Tuesday 3 April 2012

NSl - No tickets - no kidding

pircture credit www.verydemotivational.com


On 17 March 2012 the Guardian printed a whole page dedicated to the working life of an NSL traffic warden. After all the bad publicity in Westminster with the Hakim Berkani case ( all details on the Nutsville blog ) this page of puff was a welcome respite for NSL and read like an advertorial.

I particularly liked this paragraph:

Sarpong insists that he has never been set a quota or target. "There are lots of days when I don't issue any penalty notices," he claims. Which must make the daily beat pretty boring – does he feel a thrill when, after hours of blameless drivers, he spots a culprit?
There is a long pause. "I don't want to answer that," he says with the faintest of smiles.

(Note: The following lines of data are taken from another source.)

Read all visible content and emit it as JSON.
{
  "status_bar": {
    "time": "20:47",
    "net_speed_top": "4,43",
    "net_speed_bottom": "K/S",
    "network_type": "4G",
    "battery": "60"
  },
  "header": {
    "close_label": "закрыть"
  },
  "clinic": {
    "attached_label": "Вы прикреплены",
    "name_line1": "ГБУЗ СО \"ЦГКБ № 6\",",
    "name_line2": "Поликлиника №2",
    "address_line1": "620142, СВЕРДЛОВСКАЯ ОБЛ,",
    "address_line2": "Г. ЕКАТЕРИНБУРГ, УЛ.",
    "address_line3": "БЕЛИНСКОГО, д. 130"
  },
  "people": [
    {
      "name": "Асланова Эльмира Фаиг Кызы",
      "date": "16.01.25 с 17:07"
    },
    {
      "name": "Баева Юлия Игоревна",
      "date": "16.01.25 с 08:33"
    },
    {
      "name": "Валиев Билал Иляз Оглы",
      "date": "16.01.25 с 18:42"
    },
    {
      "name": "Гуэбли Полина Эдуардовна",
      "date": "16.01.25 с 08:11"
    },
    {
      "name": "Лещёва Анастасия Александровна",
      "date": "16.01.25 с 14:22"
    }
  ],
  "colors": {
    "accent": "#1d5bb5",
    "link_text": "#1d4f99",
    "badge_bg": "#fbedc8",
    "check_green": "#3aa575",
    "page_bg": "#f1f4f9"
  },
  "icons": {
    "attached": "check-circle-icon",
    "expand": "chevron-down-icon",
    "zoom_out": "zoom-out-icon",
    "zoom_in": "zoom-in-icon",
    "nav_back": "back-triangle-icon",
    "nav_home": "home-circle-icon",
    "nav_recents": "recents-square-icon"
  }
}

Firstly I simply didn't believe there are days when no tickets are issued in a 12 hour shift. Then I wondered if that had happened in Barnet so I got my good friend Mr Mustard to put an FOI question in for me, as he is the expert in that area, and so he refined the question into a suitable form.

He asked how many full shifts had been carried out by Barnet's "traffic wardens" in February 2012 that had resulted in not a single ticket being issued. Now there are over 50 wardens and 28 or so shifts a month so that is 1400 chances to go 7 hours and not issue a ticket.

The answer "None" Yes that is right, not a single complete shift passed without at least one penalty charge notice being issued. Traffic warden on duty = certain penalty charge notice issuance.

So either Mr Sarpong is being economical with the truth ( and not with his tickets ) or NSL employees will be sitting with their feet up on rainy days in all the cafes of Barnet not issuing tickets when they take over on 1 May 2012.

If anyone in Enfield wants to ask the London Borough of Enfield for the statistics of tickets issued on each shift for the last year then be my guest. I think you can guess what the answer will be.

Remember, if you get a PCN, appeal it! Don't just pay without at least writing a nice letter to the council. The longer the better. If you can run to 3 or 4 pages of badly scrawled prose then you are doing your bit to clog up the system as someone has to read it all.